But a few days into the term, we learned we wouldn't be going. Something about a tangle in the college bureaucracy. Instead of getting real research experience with wild dolphins, we were going to visit the dolphin exhibit at the Minnesota Zoo.

My professor spoke the words like a detainee forced to lie for his freedom.

That might sound overdramatic, but it's not. The difference between studying dolphins in the wild and visiting them at the zoo speaks directly to the argument over dolphin captivity.

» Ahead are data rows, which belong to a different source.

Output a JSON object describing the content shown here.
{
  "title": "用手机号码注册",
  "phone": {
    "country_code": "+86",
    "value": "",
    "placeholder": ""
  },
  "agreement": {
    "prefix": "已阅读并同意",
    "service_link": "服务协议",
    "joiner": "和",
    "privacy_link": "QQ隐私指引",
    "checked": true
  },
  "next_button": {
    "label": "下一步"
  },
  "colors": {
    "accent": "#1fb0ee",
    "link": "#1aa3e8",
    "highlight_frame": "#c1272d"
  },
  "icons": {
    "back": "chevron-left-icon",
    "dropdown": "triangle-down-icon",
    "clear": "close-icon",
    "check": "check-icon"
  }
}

Dolphins are highly intelligent. Studies increasingly suggest that they are at least as intelligent as chimpanzees — maybe more so. They recognize themselves in the mirror, which means that, scientifically speaking, they have a "sense of self." So it's absurd to think they could live healthy, fulfilling lives confined in a tank. Even more absurd, perhaps, is the notion that good science could be conducted on dolphins in such an environment.

Taijah
Taijah the dolphin died last year at the Minnesota Zoo.
Photo for MPR courtesy of the Minnesota Zoo

If there's one thing research on dolphins in captivity has taught us, it's that they are stressed. (This also applies to orcas, which are actually big, black-and-white dolphins.) They consistently exhibit erratic behavior and inflict harm on themselves and their tank-mates — sometimes on their trainers. They suffer from unnatural afflictions like chlorine poisoning and stomach ulcers. It was complications from a stomach ulcer that killed Taijah, the juvenile dolphin who died last February. Five others died at the zoo in the five years before that, including seven-month-old Harley, who mistakenly jumped out of his tank and hit his head on the deck between the pools.

To be honest, I don't remember much about the dolphin show that we saw. There was the requisite ball-tossing and leaping for dead fish. But the trainers and researchers seemed knowledgeable and compassionate.

After the show, they let us come up to the tank and pet the dolphins' taut, gray skin. They described each one's unique personality. I remember staring deep into a dolphin's eye, searching for a sign of his feelings, of some longing for the faraway ocean. But a dolphin's facial structure doesn't allow for expression of emotion. That so-called "dolphin smile"? He always does that.

So no one really knows whether the zoo's surviving dolphins would smile at the news that the dolphin exibit will soon close. But I'm smiling.